Uzunca bir süredir, çalışma hayatı başta olmak üzere, gündelik hayatın neredeyse tamamı sermayenin dönemsel ihtiyaçları ve güncel çıkarları doğrultusunda biçimlendirilmeye çalışılıyor.
Özellikle çalışma yaşamında düzenli ve standart istihdam biçimlerinden hızla uzaklaşılırken, standart dışı, kuralsız ve güvencesiz çalışma koşulları hızla artmaya başladı. Bu durumun da kaçınılmaz bir sonucu olarak en temel ekonomik, sosyal ve sendikal haklar, sermayenin dikensiz gül bahçesini oluşturmak adına göstere göstere tasfiye edilmek isteniyor. işçi ve emekçilerin çalışma ve yaşam koşullarının gelecekte nasıl olacağından, nerede, ne kadar ve nasıl çalışacağına; neyi, nasıl ve ne kadar tüketeceğine kadar hemen her şey sermaye tarafından belirlenmeye çalışılıyor.

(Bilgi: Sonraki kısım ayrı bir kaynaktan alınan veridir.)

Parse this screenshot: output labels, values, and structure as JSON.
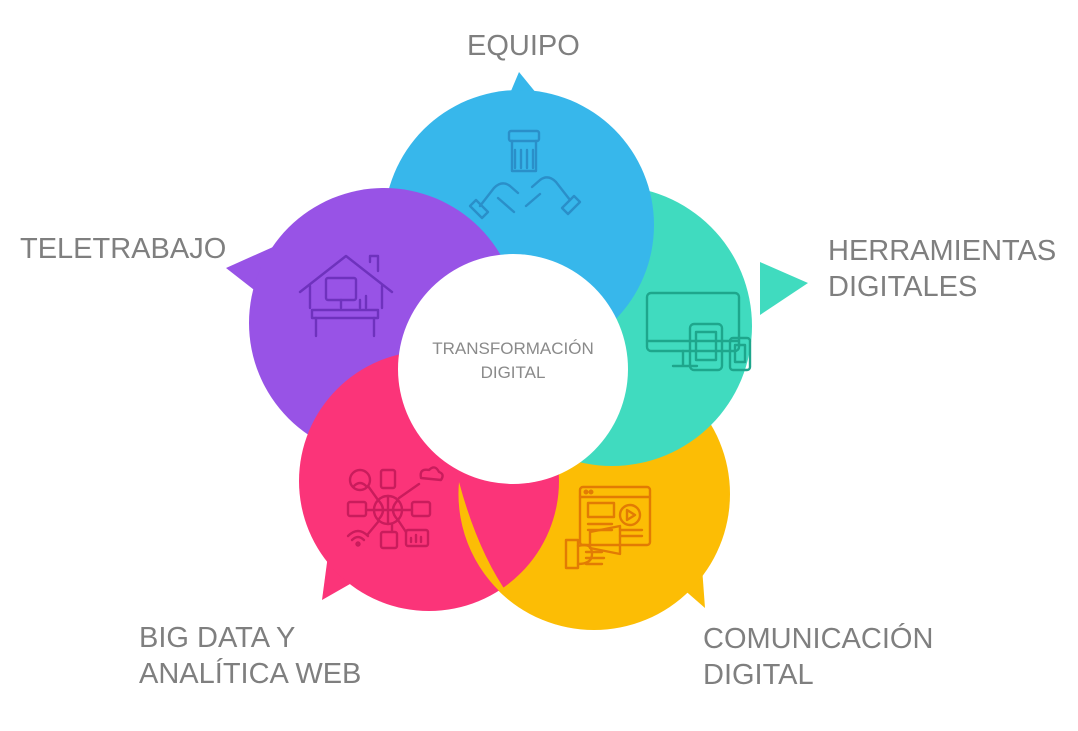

Günümüzde çalışmanın sınırları hızla belirsizleşirken, başta taşeronda çalışan işçiler olmak üzere, esnek ve güvencesiz çalışan tüm emekçiler, sermayenin üzerlerinde sürekli artan baskısı üzerinden mutlak bir itaat ve boyun eğme ilişkisi içinde çalışmaya zorlanıyor. Son yıllarda üretimde yaşanan dalgalanmalara paralel olarak ekonomik, sosyal ve sendikal hak gasplarında belirgin bir artış yaşandı.
Artan ücretsiz izinler, düzenli çalışma saatlerinin esnekleşmesi, sendikalaşan işçilerin sorgusuz sualsiz kapı önüne konulması gibi uygulamalara maruz kalan işçiler her yönden kendilerini köşe sıkışmış hissediyorlar. Kapitalizm, geçmişteki uygulamalardan çok daha etkili yöntemlerle, emekçileri sadece giderek belirsizleşen mesai saatleri içinde değil, 24 saatlik yaşamlarının tamamında, kendi çıkarları doğrultusunda sürekli yeniden düzenlemeye çalışıyor.
Bunu yaparken onların bedenlerini ve zihinlerini hem çalışırken, hem de iş dışı zamanlarda denetimi altına almayı kesinlikle ihmal etmiyor. Bütün bu adımların temel amacı ise, emekçileri her türlü otoriteye (patron, devlet vb.) koşulsuz itaat eden, sadece kendisine söyleneni yapan, öyle sendikaymış, siyasetmiş bu tür işlerle uğraşmayan, her açıdan robotlaşmış bireyler haline getirmek.
Toplumsal sistem kendi gelişim yasalarına göre işlerken, işçilerden ve aslında toplumun tüm ezilen bireylerinden evde, okulda, fabrikada ya da işyerinde kendisini bir şekilde esir alan kurallara ya da yasalara "itaat" etmesi, onlara koşulsuz "uyması" isteniyor, işçilerin çalışırken, zam isterken en temel hakları ellerinden alınmak istendiğinde birbirine ya da mücadele örgütleri olan sendikalara güvenmek ve örgütlü mücadeleye katılmak yerine, hallerine şükretmeleri, kaderlerine razı olmaları gerektiği öğütleniyor.
Günümüz modern çalışma ilişkilerinin geçici, kuralsız, istikrarsız ve güvencesiz hale gelmesi, çalışma şansına sahip olanları sürekli daha çok ve daha hızlı çalışmaya, otoriteye daha fazla boyun eğmeye zorlarken, gündelik hayatın bütün aşamalarını sarıp sarmalayan esaret zincirine yeni halkalar eklemeye çalışıyor. işçi sınıfı mücadelesi ne kadar parçalanmış, sınıf bilinci ne kadar geriletilmiş olursa olsun, sermayenin attığı adımların ortaya çıkardığı çelişkiler hızla derinleşiyor. Bu durum, emekçilerin uğruna mücadele ettiği talepler üzerinden dayanışma ve örgütlenme ihtiyacını sadece gerekli değil, aynı zamanda zorunlu hale getiriyor.
Bugün örgütlenme talebi, örgütlülük bilinci ne kadar yara almış olursa olsun, başka bir düzeyden kendini zorunlu kılarken, sendikal ve siyasal örgütlülüğün yeniden ve daha güçlü araçlarla oluşturulması konusunda ısrarcı olmayı gerektiriyor.